Ginger compounds are active against a form of diarrhea which is the leading cause of infant death in developing countries. Zingerone is likely to be the active constituent against enterotoxigenic Escherichia coli heat-labile enterotoxin-induced diarrhea.

Ginger has been found effective in multiple studies for treating nausea caused by seasickness, morning sickness and chemotherapy though ginger was not found superior over a placebo for pre-emptively treating post-operative nausea. Ginger is a safe remedy for nausea relief during pregnancy. Ginger as a remedy for motion sickness is still a debated issue. The television program Mythbusters performed an experiment using one of their staff who suffered from severe motion sickness. The staff member was placed in a moving device which, without treatment, produced severe nausea. Multiple treatments were administered. None, with the exception of the ginger and the two most common drugs, were successful. The staff member preferred the ginger due to lack of side effects. Several studies over the last 20 years were inconclusive with some studies in favor of the herb and some not. A common thread in these studies is the lack of sufficient participants to yield statistical significance. Another issue is the lack of a known chemical pathway for the supposed relief.


Cinnamon Medicinal value Research: In a 2000 study published in The Indian Journal of Medical Research, it was shown that of the 69 plant species screened, 16 were effective against HIV-1 and 4 were against both HIV-1 and HIV-2. The most effective extracts against HIV-1 and HIV-2 were respectively Cinnamomum cassia (bark) and Cardiospermum helicacabum (shoot + fruit).

An oil known as eugenol that comes from the leaves of the cinnamon bush has been shown to have antiviral properties in vitro, specifically against both the HSV-1 and HSV-2 (Oral and Genital Herpes) viruses according to a study published in the journal, Phytotherapy Research.

A study conducted in 2007 and published in the Journal of Medicinal Chemistry suggests that specific plant terpenoids contained within cinnamon have potent antiviral properties.

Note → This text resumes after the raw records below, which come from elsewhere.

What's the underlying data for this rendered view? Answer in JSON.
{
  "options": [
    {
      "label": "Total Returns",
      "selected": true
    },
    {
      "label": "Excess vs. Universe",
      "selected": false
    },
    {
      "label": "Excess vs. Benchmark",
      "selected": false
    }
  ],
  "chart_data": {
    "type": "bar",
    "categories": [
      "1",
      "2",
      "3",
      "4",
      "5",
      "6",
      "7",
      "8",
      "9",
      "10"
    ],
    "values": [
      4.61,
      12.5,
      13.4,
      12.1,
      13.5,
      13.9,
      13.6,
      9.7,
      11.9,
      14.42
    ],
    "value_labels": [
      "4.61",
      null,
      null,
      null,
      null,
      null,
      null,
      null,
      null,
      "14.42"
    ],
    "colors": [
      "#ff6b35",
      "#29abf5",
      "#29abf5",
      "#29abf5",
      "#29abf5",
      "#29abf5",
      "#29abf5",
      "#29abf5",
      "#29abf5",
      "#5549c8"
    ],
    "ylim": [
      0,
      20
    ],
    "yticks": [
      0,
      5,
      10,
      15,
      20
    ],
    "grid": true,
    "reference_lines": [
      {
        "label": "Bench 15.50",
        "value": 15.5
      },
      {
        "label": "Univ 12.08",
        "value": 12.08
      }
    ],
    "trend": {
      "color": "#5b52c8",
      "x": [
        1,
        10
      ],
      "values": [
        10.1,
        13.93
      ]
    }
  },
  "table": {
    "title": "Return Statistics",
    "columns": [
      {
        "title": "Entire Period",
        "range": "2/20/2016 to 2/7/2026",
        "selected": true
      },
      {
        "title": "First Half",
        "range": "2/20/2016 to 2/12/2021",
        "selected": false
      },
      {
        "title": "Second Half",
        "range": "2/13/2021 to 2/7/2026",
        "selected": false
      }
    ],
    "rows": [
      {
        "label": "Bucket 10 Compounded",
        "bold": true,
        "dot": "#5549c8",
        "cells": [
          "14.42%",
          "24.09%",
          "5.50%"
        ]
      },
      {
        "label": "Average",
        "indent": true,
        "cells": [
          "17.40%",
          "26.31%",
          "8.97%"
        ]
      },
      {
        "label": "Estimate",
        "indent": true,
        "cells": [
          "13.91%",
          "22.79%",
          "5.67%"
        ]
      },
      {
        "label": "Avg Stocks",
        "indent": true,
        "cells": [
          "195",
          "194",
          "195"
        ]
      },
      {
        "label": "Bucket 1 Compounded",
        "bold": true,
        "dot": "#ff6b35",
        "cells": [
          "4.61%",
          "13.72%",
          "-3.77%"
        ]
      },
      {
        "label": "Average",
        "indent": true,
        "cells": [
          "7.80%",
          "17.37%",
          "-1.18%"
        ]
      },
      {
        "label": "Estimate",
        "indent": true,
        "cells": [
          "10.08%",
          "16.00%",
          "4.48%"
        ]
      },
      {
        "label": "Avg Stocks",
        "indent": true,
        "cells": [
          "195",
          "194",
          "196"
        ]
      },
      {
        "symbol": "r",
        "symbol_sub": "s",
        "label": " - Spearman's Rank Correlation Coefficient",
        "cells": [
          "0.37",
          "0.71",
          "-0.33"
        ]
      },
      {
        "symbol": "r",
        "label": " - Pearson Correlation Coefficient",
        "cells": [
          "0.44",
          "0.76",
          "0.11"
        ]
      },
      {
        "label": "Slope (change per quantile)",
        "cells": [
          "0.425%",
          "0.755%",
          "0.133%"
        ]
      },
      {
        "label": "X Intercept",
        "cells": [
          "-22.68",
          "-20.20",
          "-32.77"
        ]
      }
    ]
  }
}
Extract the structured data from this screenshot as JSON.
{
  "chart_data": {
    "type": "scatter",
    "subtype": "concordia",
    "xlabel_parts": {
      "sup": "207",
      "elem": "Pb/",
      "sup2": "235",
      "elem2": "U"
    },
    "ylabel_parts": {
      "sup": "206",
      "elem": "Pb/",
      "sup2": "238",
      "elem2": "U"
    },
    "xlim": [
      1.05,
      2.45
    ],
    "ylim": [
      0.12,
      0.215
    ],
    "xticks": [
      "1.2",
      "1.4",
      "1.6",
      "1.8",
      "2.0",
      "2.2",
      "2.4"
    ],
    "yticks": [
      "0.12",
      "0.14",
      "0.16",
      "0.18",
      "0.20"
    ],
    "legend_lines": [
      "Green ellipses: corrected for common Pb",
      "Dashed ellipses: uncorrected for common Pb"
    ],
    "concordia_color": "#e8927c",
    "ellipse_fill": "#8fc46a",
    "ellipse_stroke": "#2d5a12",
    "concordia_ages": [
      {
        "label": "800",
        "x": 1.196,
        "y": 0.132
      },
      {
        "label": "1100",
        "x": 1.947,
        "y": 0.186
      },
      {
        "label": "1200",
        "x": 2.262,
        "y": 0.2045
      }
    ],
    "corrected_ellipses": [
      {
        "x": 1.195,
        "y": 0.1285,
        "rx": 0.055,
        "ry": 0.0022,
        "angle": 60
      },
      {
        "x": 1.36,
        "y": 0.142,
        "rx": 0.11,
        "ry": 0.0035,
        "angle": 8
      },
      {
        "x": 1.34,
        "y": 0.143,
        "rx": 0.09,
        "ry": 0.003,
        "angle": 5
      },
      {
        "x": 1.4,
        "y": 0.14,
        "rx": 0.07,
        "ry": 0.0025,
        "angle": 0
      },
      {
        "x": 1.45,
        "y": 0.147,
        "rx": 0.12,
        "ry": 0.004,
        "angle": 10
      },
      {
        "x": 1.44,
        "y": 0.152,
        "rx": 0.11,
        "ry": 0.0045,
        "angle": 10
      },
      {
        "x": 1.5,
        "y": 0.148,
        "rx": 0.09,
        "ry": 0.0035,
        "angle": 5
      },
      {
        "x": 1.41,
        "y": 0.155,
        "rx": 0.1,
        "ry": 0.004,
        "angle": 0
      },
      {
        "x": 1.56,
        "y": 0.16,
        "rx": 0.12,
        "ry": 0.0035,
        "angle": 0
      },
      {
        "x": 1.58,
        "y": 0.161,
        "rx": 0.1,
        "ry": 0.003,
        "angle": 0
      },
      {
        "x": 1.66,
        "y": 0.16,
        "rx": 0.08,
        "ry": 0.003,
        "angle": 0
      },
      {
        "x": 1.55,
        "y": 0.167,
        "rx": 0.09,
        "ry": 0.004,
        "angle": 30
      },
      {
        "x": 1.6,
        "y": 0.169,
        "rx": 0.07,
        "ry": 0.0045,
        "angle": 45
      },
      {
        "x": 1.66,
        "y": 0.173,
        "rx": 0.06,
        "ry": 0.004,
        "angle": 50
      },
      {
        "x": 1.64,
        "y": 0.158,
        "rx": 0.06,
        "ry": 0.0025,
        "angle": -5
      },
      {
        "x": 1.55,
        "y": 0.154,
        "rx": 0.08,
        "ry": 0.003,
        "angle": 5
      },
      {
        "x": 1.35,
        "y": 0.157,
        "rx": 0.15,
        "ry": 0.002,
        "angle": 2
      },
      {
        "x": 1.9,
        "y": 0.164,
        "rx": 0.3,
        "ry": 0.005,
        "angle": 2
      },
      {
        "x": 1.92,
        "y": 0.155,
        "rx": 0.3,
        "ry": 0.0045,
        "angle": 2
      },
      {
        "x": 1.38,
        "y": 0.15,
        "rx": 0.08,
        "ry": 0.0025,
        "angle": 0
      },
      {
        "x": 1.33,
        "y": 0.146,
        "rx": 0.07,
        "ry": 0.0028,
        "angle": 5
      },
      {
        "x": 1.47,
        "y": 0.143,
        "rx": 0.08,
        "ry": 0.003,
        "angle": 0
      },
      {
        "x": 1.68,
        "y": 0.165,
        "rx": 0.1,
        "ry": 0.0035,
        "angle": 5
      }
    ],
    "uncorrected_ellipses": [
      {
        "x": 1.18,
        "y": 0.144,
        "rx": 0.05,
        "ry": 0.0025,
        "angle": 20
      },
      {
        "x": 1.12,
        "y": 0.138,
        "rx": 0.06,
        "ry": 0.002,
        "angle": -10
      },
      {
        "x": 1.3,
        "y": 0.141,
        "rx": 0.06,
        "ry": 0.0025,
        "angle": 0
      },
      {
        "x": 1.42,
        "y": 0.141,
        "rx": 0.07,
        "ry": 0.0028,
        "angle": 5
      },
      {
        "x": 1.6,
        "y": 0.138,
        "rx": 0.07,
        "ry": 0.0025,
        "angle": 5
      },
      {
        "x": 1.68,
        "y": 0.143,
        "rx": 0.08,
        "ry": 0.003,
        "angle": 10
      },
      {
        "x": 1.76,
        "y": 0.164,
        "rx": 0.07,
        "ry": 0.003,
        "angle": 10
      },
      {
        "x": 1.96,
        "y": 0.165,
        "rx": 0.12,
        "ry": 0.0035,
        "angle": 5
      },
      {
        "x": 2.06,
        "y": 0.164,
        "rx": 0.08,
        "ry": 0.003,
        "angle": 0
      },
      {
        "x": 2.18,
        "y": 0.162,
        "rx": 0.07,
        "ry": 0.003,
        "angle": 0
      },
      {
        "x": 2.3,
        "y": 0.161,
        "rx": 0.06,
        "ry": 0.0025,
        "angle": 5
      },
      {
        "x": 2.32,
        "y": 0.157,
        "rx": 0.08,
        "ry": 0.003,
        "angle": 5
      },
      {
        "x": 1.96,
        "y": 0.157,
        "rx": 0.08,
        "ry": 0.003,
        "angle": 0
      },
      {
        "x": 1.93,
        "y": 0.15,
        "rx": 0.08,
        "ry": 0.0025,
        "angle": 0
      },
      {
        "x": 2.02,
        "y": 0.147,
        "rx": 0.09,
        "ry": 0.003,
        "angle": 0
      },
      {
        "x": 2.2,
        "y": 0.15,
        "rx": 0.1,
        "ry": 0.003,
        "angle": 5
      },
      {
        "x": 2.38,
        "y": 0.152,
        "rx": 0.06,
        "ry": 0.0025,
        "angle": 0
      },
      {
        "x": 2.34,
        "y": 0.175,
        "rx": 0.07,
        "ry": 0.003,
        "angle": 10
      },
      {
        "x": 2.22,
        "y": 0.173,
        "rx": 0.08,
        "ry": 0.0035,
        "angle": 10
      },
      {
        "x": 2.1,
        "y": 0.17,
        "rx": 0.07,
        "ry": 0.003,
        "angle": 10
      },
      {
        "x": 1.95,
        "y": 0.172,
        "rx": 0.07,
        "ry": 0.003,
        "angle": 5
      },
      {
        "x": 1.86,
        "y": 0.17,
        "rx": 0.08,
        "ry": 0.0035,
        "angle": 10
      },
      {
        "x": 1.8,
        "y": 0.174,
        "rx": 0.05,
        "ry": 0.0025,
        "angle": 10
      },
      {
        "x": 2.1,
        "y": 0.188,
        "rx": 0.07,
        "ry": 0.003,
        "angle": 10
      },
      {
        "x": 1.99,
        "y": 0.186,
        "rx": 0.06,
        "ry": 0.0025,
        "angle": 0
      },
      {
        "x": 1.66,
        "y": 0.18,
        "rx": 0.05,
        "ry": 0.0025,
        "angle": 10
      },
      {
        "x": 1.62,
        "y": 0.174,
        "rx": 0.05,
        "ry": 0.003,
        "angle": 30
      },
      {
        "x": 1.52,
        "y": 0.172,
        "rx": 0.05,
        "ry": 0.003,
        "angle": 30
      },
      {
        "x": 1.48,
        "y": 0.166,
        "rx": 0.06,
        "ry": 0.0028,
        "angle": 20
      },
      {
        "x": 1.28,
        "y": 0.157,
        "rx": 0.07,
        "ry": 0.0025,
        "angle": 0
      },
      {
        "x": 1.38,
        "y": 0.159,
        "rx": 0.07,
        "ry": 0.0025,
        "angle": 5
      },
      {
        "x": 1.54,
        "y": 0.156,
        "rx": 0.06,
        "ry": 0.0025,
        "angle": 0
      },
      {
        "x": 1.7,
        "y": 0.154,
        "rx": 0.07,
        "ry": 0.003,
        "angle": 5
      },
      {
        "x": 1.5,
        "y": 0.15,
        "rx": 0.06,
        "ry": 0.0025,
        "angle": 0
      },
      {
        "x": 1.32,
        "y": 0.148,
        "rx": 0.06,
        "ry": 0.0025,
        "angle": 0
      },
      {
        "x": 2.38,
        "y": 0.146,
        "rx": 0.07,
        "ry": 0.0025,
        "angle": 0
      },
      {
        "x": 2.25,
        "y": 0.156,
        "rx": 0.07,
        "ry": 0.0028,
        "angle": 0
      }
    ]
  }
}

Pharmacological experiments suggest that the cinnamon-derived dietary factor cinnamic aldehyde (cinnamaldehyde) activates the Nrf2-dependent antioxidant response in human epithelial colon cells and may therefore represent an experimental chemopreventive dietary factor targeting colorectal carcinogenesis. Recent research documents anti-melanoma activity of cinnamic aldehyde observed in cell culture and a mouse model of human melanoma.

Cinnamon bark, a component of the traditional Japanese medicine Mao-to, has been shown in a 2008 study published in the Journal of General Virology to have an antiviral therapeutic effect.

A 2011 study isolated a substance (CEppt) in the cinnamon plant which inhibits development of Alzheimer's in mice. CEppt, an extract of cinnamon bark, seems to treat a mouse model of Alzheimer's disease.